New research from NYU Law points to crime-free housing policies as proliferating racial segregation in the housing system.
The new study, conducted by Deborah Archer, NYU Associate Professor of Clinical Law and Director of the Civil Rights Clinic at NYU School of Law, discusses housing laws that target people of color. Black criminality has been used as an argument against racial integration in schools in the 1950s and as justification for police to persecute and imprison communities of color during the War on Drugs. Archer’s research explored a more recent institutional usage of this narrative in the United States — crime-free ordinances.
“Crime-free housing ordinances are local policies that either require or encourage landlords or building managers to exclude folks because of their various levels of contact with the criminal legal system,” Archer said. “This means exclusion through eviction at the tail-end or exclusion through not agreeing to rent to them in the first place at the front end.”
Archer characterized the focus of her research as the mass criminalization of people of color which has become intimately interwoven with modern-day housing policies.
“In the world generally, people have begun to recognize the harm of excluding people who have come into contact with the criminal legal system,” she said. “But in the housing policy, one of the areas with the most fundamental aspects of social inclusion — we are going in the opposite direction.”
Archer explained that rather than finding ways to include and support people who have had contact with the criminal legal system, these laws advance exclusion under the guise of policy.
New York City does not have a crime-free ordinance, but there are other ways the stereotype of black criminality has embedded itself into the housing conversation. On Tuesday evening, NYC tenants gathered at the Met Council on Housing — an open space for tenants to seek advice on any disputes they may have with their landlords.
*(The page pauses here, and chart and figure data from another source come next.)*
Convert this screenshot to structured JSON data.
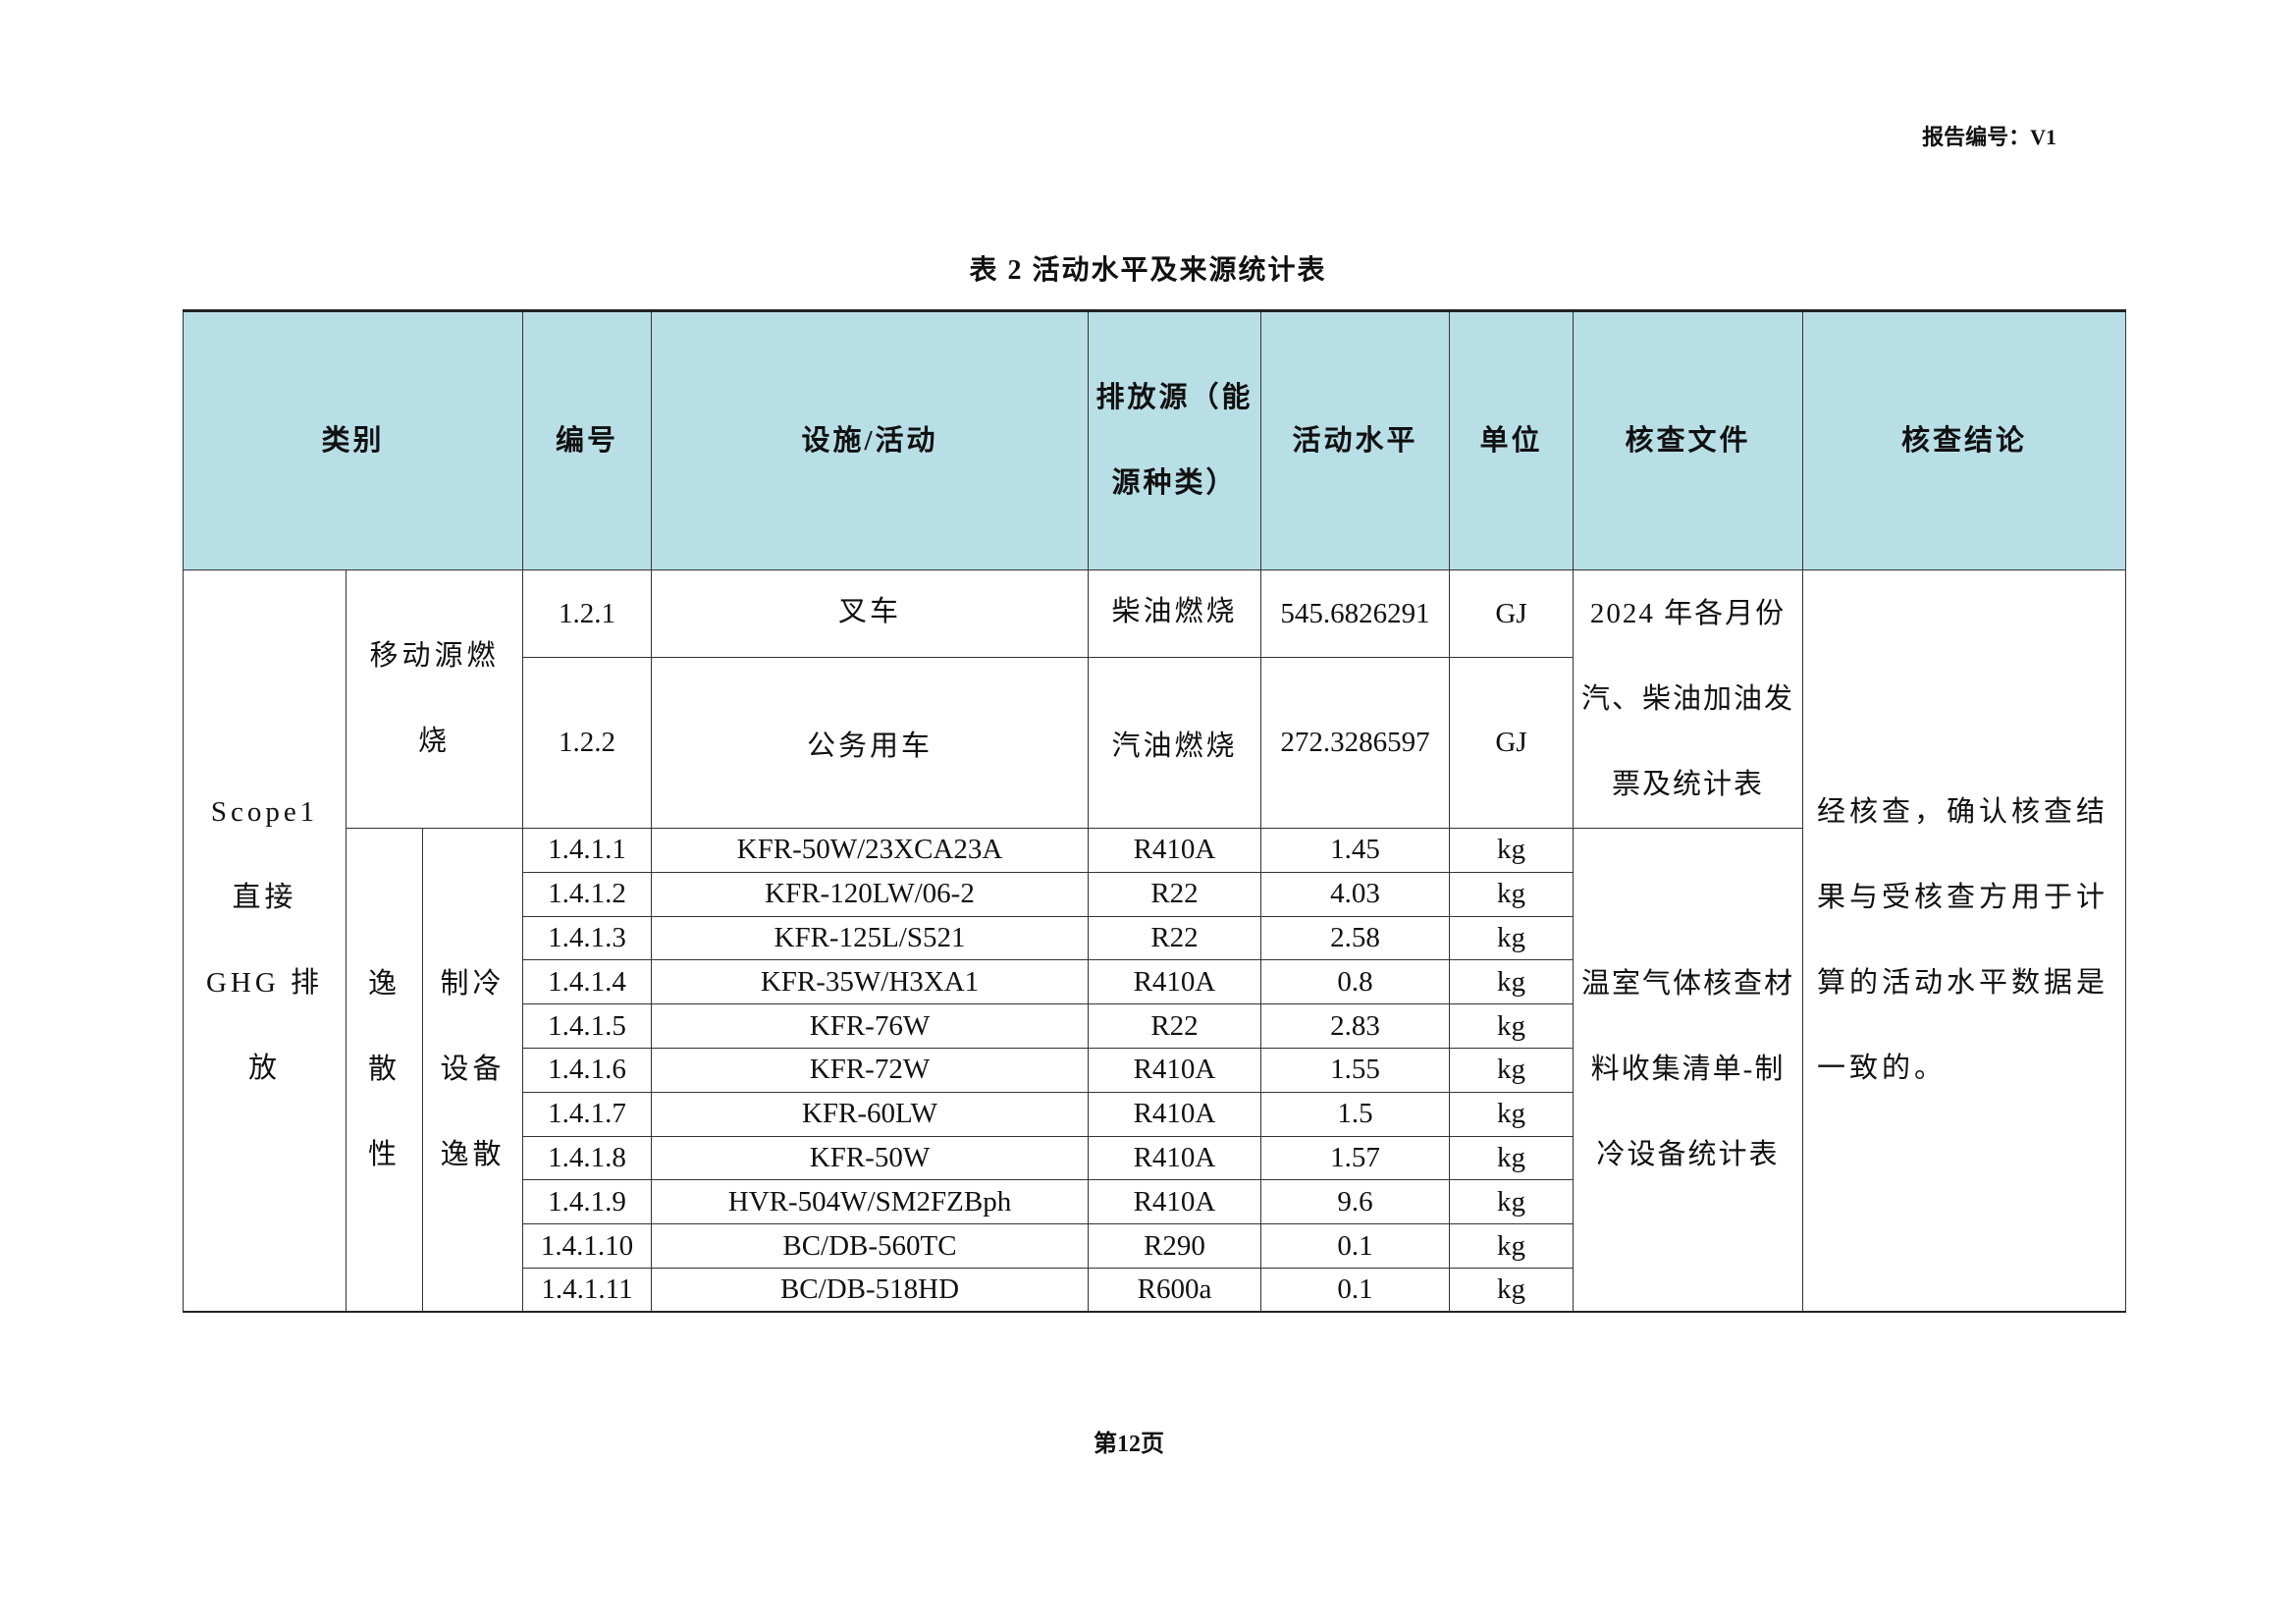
{
  "header": {
    "report_no": "报告编号：V1"
  },
  "caption": "表 2  活动水平及来源统计表",
  "table": {
    "columns": [
      "类别",
      "编号",
      "设施/活动",
      "排放源（能源种类）",
      "活动水平",
      "单位",
      "核查文件",
      "核查结论"
    ],
    "category": "Scope1 直接 GHG 排放",
    "mobile": {
      "group": "移动源燃烧",
      "rows": [
        {
          "id": "1.2.1",
          "facility": "叉车",
          "source": "柴油燃烧",
          "level": "545.6826291",
          "unit": "GJ"
        },
        {
          "id": "1.2.2",
          "facility": "公务用车",
          "source": "汽油燃烧",
          "level": "272.3286597",
          "unit": "GJ"
        }
      ],
      "document": "2024 年各月份汽、柴油加油发票及统计表"
    },
    "fugitive": {
      "group": "逸散性",
      "subgroup": "制冷设备逸散",
      "rows": [
        {
          "id": "1.4.1.1",
          "facility": "KFR-50W/23XCA23A",
          "source": "R410A",
          "level": "1.45",
          "unit": "kg"
        },
        {
          "id": "1.4.1.2",
          "facility": "KFR-120LW/06-2",
          "source": "R22",
          "level": "4.03",
          "unit": "kg"
        },
        {
          "id": "1.4.1.3",
          "facility": "KFR-125L/S521",
          "source": "R22",
          "level": "2.58",
          "unit": "kg"
        },
        {
          "id": "1.4.1.4",
          "facility": "KFR-35W/H3XA1",
          "source": "R410A",
          "level": "0.8",
          "unit": "kg"
        },
        {
          "id": "1.4.1.5",
          "facility": "KFR-76W",
          "source": "R22",
          "level": "2.83",
          "unit": "kg"
        },
        {
          "id": "1.4.1.6",
          "facility": "KFR-72W",
          "source": "R410A",
          "level": "1.55",
          "unit": "kg"
        },
        {
          "id": "1.4.1.7",
          "facility": "KFR-60LW",
          "source": "R410A",
          "level": "1.5",
          "unit": "kg"
        },
        {
          "id": "1.4.1.8",
          "facility": "KFR-50W",
          "source": "R410A",
          "level": "1.57",
          "unit": "kg"
        },
        {
          "id": "1.4.1.9",
          "facility": "HVR-504W/SM2FZBph",
          "source": "R410A",
          "level": "9.6",
          "unit": "kg"
        },
        {
          "id": "1.4.1.10",
          "facility": "BC/DB-560TC",
          "source": "R290",
          "level": "0.1",
          "unit": "kg"
        },
        {
          "id": "1.4.1.11",
          "facility": "BC/DB-518HD",
          "source": "R600a",
          "level": "0.1",
          "unit": "kg"
        }
      ],
      "document": "温室气体核查材料收集清单-制冷设备统计表"
    },
    "conclusion": "经核查，确认核查结果与受核查方用于计算的活动水平数据是一致的。"
  },
  "footer": {
    "page": "第12页"
  },
  "colors": {
    "header_bg": "#b9dfe6"
  }
}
In response to a tenant who said he was concerned about safety in his predominantly Black and Latinx neighborhood, 2019 Fordham graduate and Met Council employee Fi Whalen said tenants need to be mindful of stereotypes when discussing housing policy.
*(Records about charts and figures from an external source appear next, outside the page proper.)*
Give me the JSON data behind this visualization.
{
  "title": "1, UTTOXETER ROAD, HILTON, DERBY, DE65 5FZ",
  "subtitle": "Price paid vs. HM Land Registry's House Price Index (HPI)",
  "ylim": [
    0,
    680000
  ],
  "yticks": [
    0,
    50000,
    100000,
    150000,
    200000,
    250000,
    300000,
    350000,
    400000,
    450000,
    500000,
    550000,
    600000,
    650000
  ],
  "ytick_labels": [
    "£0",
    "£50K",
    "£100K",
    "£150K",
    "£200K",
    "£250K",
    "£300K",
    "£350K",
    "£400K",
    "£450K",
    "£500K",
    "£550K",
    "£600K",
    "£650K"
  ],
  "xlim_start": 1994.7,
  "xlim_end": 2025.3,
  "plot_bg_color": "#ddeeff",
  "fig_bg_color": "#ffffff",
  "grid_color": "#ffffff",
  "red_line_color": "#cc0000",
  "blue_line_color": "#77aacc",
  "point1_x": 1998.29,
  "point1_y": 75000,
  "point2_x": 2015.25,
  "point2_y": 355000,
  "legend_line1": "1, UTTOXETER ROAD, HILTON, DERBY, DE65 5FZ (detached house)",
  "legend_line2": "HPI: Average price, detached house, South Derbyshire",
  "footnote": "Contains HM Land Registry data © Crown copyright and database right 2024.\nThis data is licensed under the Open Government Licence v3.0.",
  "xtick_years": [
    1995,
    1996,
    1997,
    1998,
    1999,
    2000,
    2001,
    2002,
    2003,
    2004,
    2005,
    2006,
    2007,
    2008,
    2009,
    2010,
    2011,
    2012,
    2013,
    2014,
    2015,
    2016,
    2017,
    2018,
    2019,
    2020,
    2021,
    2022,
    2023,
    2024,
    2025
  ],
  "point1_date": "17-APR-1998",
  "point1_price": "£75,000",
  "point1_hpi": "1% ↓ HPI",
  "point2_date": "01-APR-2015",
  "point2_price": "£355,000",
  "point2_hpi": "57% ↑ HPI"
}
Archer agreed with Whalen’s comment and said it reflects her own research on the use of criminality to exclude individuals from housing opportunities.
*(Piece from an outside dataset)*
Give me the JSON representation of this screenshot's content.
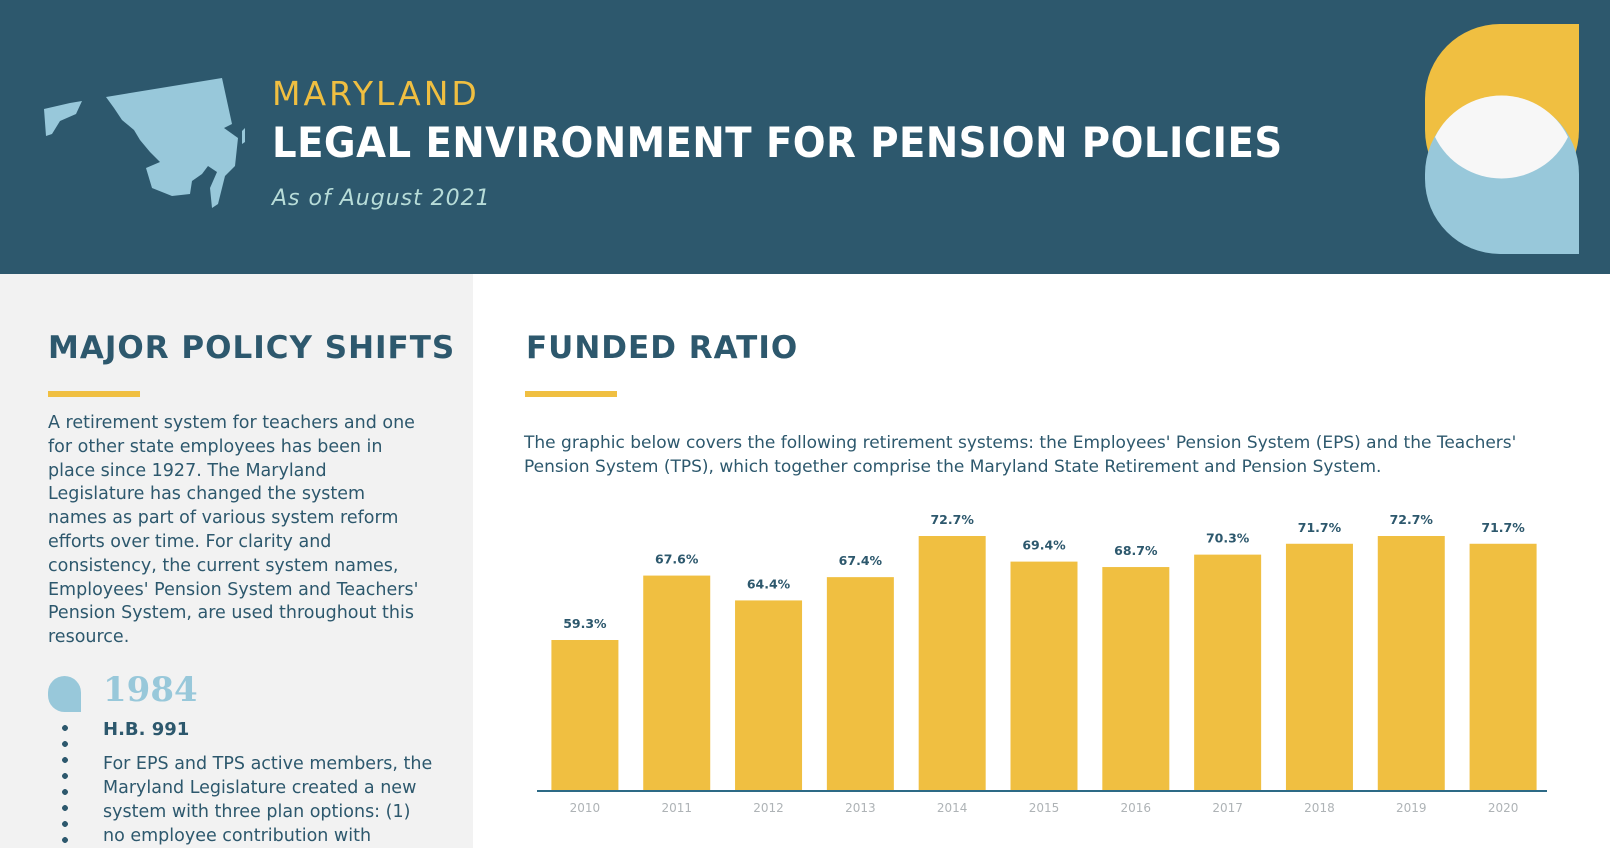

“I think people are blinded by the counterargument: that people should be safe in their communities,” Archer said. “That is the narrative that keeps from pushing back. But if you look at crime-free housing ordinances, steps aren’t being taken to make communities safer, but rather to exclude people.”
Archer identified these characterizations as the main proponent of crime-free housing ordinances. She argues that the link between mass criminalization of people of color and the housing system is often lost to the public eye, especially because these ordinances are not federal, but local laws.
“It’s from town to town, from city to city. They have different names,” Archer said. “[The laws] may be mandatory or voluntary. But the troubling trend of them is growing.”
Correction, Jan. 31: The title previous specified local housing laws but these issues are more about national housing policy. The article has been updated to reflect this and WSN regrets the error.